LEAST DEARLY DEPARTED: TOROS OF MYR
We knew there would be some casualties on this journey north of the wall—your face having been covered by a hood might have been a hint—but with so few characters left on the field and each of them being significant enough to warrant a “big moment,” it was always unlikely that we would see much carnage. That era of the show, where good guys could be wiped out wholesale is over. Only one named (human) character actually died on this trek, which is a fairytale as far as this show is concerned.
BEST NORTH OF THE WALL WARDROBE CHANGE: JORAH MORMONT
Well, well: we got ourselves a fancy boy north of the wall with Mormont, don’t we? Jorah wears what can only be described as a fur-xedo on his journey north.
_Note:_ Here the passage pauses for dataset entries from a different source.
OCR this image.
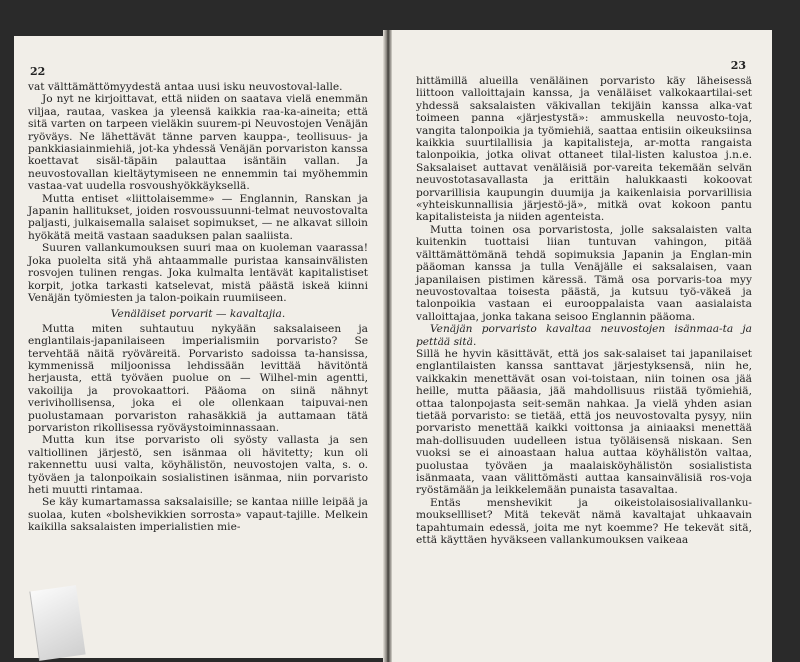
22

vat välttämättömyydestä antaa uusi isku neuvostoval-lalle.

Jo nyt ne kirjoittavat, että niiden on saatava vielä enemmän viljaa, rautaa, vaskea ja yleensä kaikkia raa-ka-aineita; että sitä varten on tarpeen vieläkin suurem-pi Neuvostojen Venäjän ryöväys. Ne lähettävät tänne parven kauppa-, teollisuus- ja pankkiasiainmiehiä, jot-ka yhdessä Venäjän porvariston kanssa koettavat sisäl-täpäin palauttaa isäntäin vallan. Ja neuvostovallan kieltäytymiseen ne ennemmin tai myöhemmin vastaa-vat uudella rosvoushyökkäyksellä.

Mutta entiset «liittolaisemme» — Englannin, Ranskan ja Japanin hallitukset, joiden rosvoussuunni-telmat neuvostovalta paljasti, julkaisemalla salaiset sopimukset, — ne alkavat silloin hyökätä meitä vastaan saaduksen palan saaliista.

Suuren vallankumouksen suuri maa on kuoleman vaarassa! Joka puolelta sitä yhä ahtaammalle puristaa kansainvälisten rosvojen tulinen rengas. Joka kulmalta lentävät kapitalistiset korpit, jotka tarkasti katselevat, mistä päästä iskeä kiinni Venäjän työmiesten ja talon-poikain ruumiiseen.

Venäläiset porvarit — kavaltajia.

Mutta miten suhtautuu nykyään saksalaiseen ja englantilais-japanilaiseen imperialismiin porvaristo? Se tervehtää näitä ryöväreitä. Porvaristo sadoissa ta-hansissa, kymmenissä miljoonissa lehdissään levittää hävitöntä herjausta, että työväen puolue on — Wilhel-min agentti, vakoilija ja provokaattori. Pääoma on siinä nähnyt verivihollisensa, joka ei ole ollenkaan taipuvai-nen puolustamaan porvariston rahasäkkiä ja auttamaan tätä porvariston rikollisessa ryöväystoiminnassaan.

Mutta kun itse porvaristo oli syösty vallasta ja sen valtiollinen järjestö, sen isänmaa oli hävitetty; kun oli rakennettu uusi valta, köyhälistön, neuvostojen valta, s. o. työväen ja talonpoikain sosialistinen isänmaa, niin porvaristo heti muutti rintamaa.

Se käy kumartamassa saksalaisille; se kantaa niille leipää ja suolaa, kuten «bolshevikkien sorrosta» vapaut-tajille. Melkein kaikilla saksalaisten imperialistien mie-

23

hittämillä alueilla venäläinen porvaristo käy läheisessä liittoon valloittajain kanssa, ja venäläiset valkokaartilai-set yhdessä saksalaisten väkivallan tekijäin kanssa alka-vat toimeen panna «järjestystä»: ammuskella neuvosto-toja, vangita talonpoikia ja työmiehiä, saattaa entisiin oikeuksiinsa kaikkia suurtilallisia ja kapitalisteja, ar-motta rangaista talonpoikia, jotka olivat ottaneet tilal-listen kalustoa j.n.e. Saksalaiset auttavat venäläisiä por-vareita tekemään selvän neuvostotasavallasta ja erittäin halukkaasti kokoovat porvarillisia kaupungin duumija ja kaikenlaisia porvarillisia «yhteiskunnallisia järjestö-jä», mitkä ovat kokoon pantu kapitalisteista ja niiden agenteista.

Mutta toinen osa porvaristosta, jolle saksalaisten valta kuitenkin tuottaisi liian tuntuvan vahingon, pitää välttämättömänä tehdä sopimuksia Japanin ja Englan-min pääoman kanssa ja tulla Venäjälle ei saksalaisen, vaan japanilaisen pistimen käressä. Tämä osa porvaris-toa myy neuvostovaltaa toisesta päästä, ja kutsuu työ-väkeä ja talonpoikia vastaan ei eurooppalaista vaan aasialaista valloittajaa, jonka takana seisoo Englannin pääoma.

Venäjän porvaristo kavaltaa neuvostojen isänmaa-ta ja pettää sitä.

Sillä he hyvin käsittävät, että jos sak-salaiset tai japanilaiset englantilaisten kanssa santtavat järjestyksensä, niin he, vaikkakin menettävät osan voi-toistaan, niin toinen osa jää heille, mutta pääasia, jää mahdollisuus riistää työmiehiä, ottaa talonpojasta seit-semän nahkaa. Ja vielä yhden asian tietää porvaristo: se tietää, että jos neuvostovalta pysyy, niin porvaristo menettää kaikki voittonsa ja ainiaaksi menettää mah-dollisuuden uudelleen istua työläisensä niskaan. Sen vuoksi se ei ainoastaan halua auttaa köyhälistön valtaa, puolustaa työväen ja maalaisköyhälistön sosialistista isänmaata, vaan välittömästi auttaa kansainvälisiä ros-voja ryöstämään ja leikkelemään punaista tasavaltaa.

Entäs menshevikit ja oikeistolaisosialivallanku-mouksellliset? Mitä tekevät nämä kavaltajat uhkaavain tapahtumain edessä, joita me nyt koemme? He tekevät sitä, että käyttäen hyväkseen vallankumouksen vaikeaa
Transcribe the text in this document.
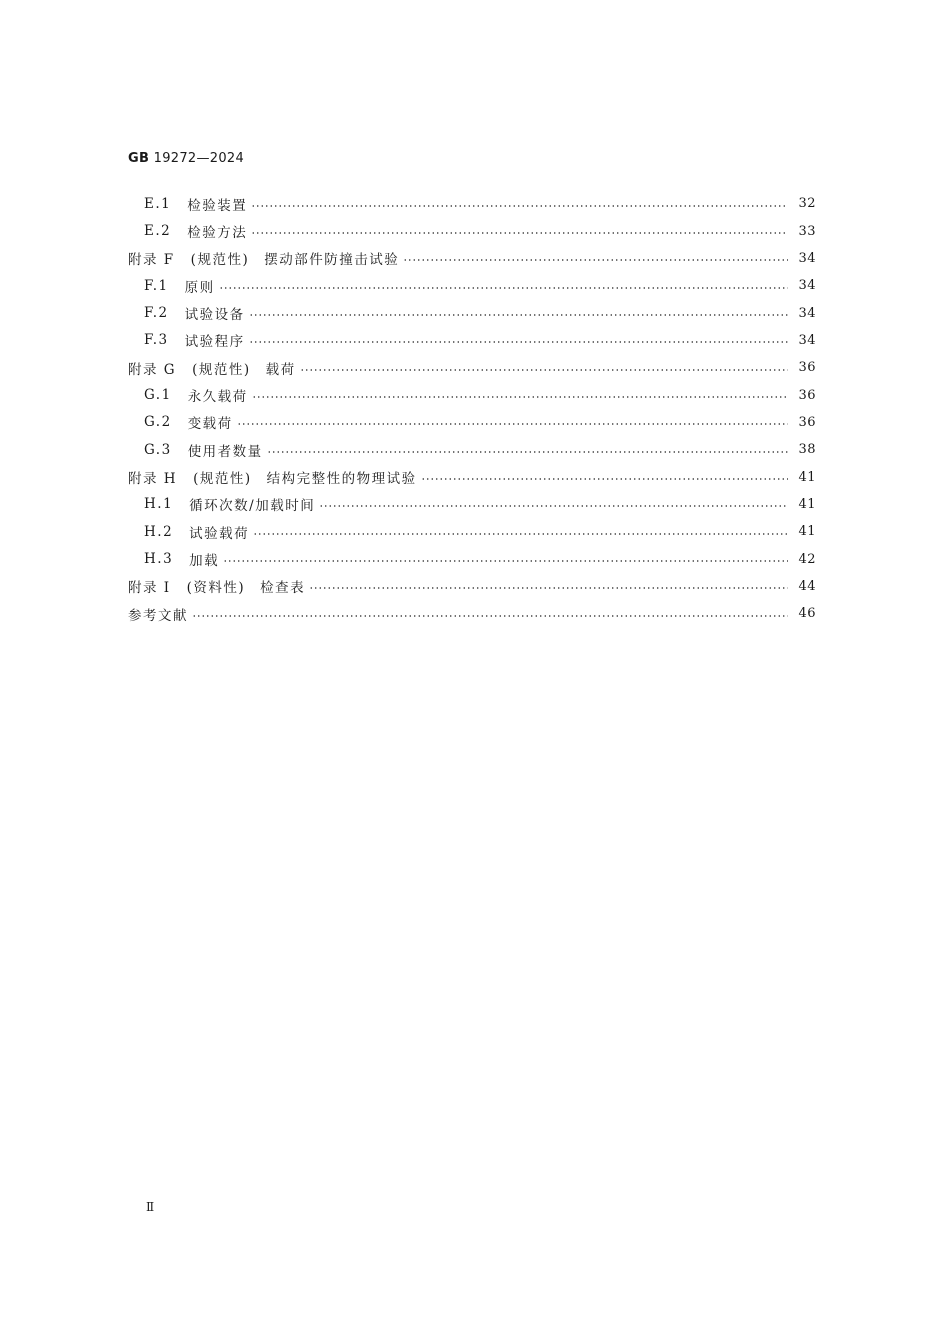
GB 19272—2024
E.1 检验装置	32
E.2 检验方法	33
附录 F (规范性)　摆动部件防撞击试验	34
F.1 原则	34
F.2 试验设备	34
F.3 试验程序	34
附录 G (规范性)　载荷	36
G.1 永久载荷	36
G.2 变载荷	36
G.3 使用者数量	38
附录 H (规范性)　结构完整性的物理试验	41
H.1 循环次数/加载时间	41
H.2 试验载荷	41
H.3 加载	42
附录 I (资料性)　检查表	44
参考文献	46
Ⅱ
Jorah definitely is the guy that brings a leather toothbrush carrier camping.
WORST NORTH OF THE WALL WARDROBE CHANGE: DAENERYS
You’re riding a giant, fire-breathing dragon; I don’t think the camouflage is doing you much good, Dany. Speaking of…
MOST AWKWARD NICKNAMING CEREMONY: ‘DANY’
It’s not that we’re not buying into the incesty-but-they’re-attractive-so-it’s-okay romance of Jon Snow and Daenerys. The scene itself was quite endearing…it’s just a stretch to imagine Jon Snow giving a nickname to anyone? It’s not like Davos is ‘Davy’, y’know? Ygritte was Ygritte until she took that arrow to the throat. It just seems like an artificial way for a character like Jon to show affection. Wouldn’t he be the kind to forge her a very thin sword she places a lot of emotional value onto?
MOST JAM-PACKED SEASON FINALE…NEXT WEEK’S
Three episodes short of a full season and with more plot to cover than ever before, next week’s Season 7 finale will find our three current monarchs (Daenerys, Cersei and Jon Snow) and their respective inner circles meeting around a corpse. Not to mention there’s now a zombie dragon floating around and an ice wall that’s just begging for a melting. It’s going to be a packed one!